Timmy hocha de la tête sans un mot et s’essuya le visage afin de ne pas donner l’impression qu’il pleurait. Geste inutile, la pluie ruisselait toujours sur ses joues.
— Tu ne devrais pas rester dehors sous ce temps, tu vas tomber malade, conseilla l’adolescent.
S’il savait… Timmy préféra lui offrir un sourire poli, mais le contrôla très mal et l’ironie prit le dessus dans sa grimace. Il soupira.
— Ce n’est pas grave, je suis habitué. Tu devrais aller t’abriter toi aussi.
Et Timmy quitta les lieux en lui tournant le dos.
À présent, il savait où il devait se rendre. Tout s’imbriquait dans son esprit, comme un puzzle évident. Il allait fuir. Disparaître. À jamais. Pour cela, il avait besoin d’un pokémon. Ça tombait bien, apparemment, ses parents avaient pris les devants en proposant au champion local de lui en offrir un. Une fois qu’il aurait son pokémon pour protection, il s’évaporerait de la région.


***
Timmy leva les yeux au ciel, embêté de tomber sur Sofian.
— Où étais-tu passé ? s’inquiéta Sofian en s’approchant de lui.
Timmy évita son regard et se dirigea vers une commode de laquelle il sortit une pile de vêtements qu’il enfourna dans son sac à dos.
— Timmy, nous étions tous inquiets pour toi !
— C’est pour ça que tu as décidé d’envahir ma chambre ?
— Il me semble que tu n’avais pas l’air d’être très attaché à ta chambre, répliqua Sofian.
Timmy eut un rictus mesquin et continua à remplir son sac d’affaires de voyage.
— Timmy, enfin, qu’est-ce qu’il te prend ?
— Si tu es là, c’est que tu as parlé avec mes parents, donc c’est une question rhétorique.
— Pourquoi tu réagis avec autant de colère ? Timmy, réponds-moi.
Sofian l’empêcha de poursuivre son action et le força à se tourner vers lui.
— Je ne te reconnais pas !
— Peut-être que tu ne me connais pas, tout court, rétorqua Timmy amèrement.
Une lueur inconnue traversa le regard du jeune garçon et Sofian recula d’un pas, effrayé. Le garçon qui se trouvait devant lui n’était pas le Timmy qui avait voyagé avec lui pendant trois mois.

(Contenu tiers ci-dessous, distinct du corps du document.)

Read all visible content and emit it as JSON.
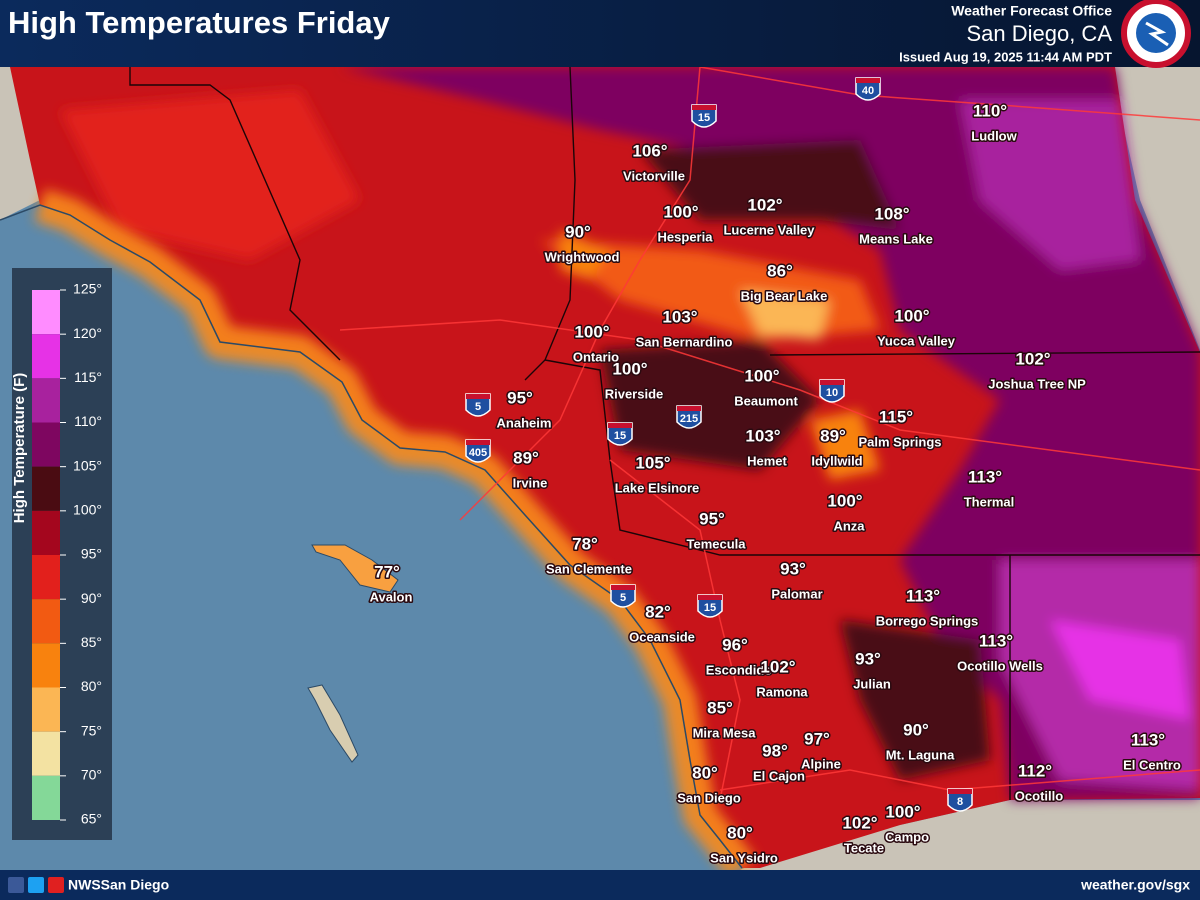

— Tes parents nous ont raconté comment ils t’ont abandonné chez ta tante à Clémenti-Ville, dit Sofian. C’est pour les punir que tu leur fais vivre cet enfer ?
— Ils ne t’ont pas raconté l’enfer qu’eux m’ont fait vivre en m’obligeant à vivre à Clémenti-Ville ?
Sofian fronça les sourcils.
— Quand on n’a qu’une seule version, c’est facile de juger les autres.
— Timmy…
Timmy referma son sac à dos, vérifia que ses pokéballs étaient dans sa poche, et se dirigea vers la fenêtre ouverte.
— Vu que c’est probablement la dernière fois qu’on se voit, tu répondras bien à ma prochaine question, lui lança Sofian.
Timmy s’immobilisa sur le rebord de la fenêtre.
— Pourquoi est-ce que tu as décidé de voyager avec moi si tu voulais t’enfuir depuis le début ?
Timmy ne bougea pas. Après un temps si long que Sofian se demanda s’ils n’avaient pas changé de journée, Timmy se tourna enfin vers lui, les yeux emplis de larmes.
— Tu m’as fait changer d’avis.
Et Timmy se laissa glisser contre le mur, s’effondrant en larmes au pied de son lit. Sofian le rejoignit et le prit dans ses bras.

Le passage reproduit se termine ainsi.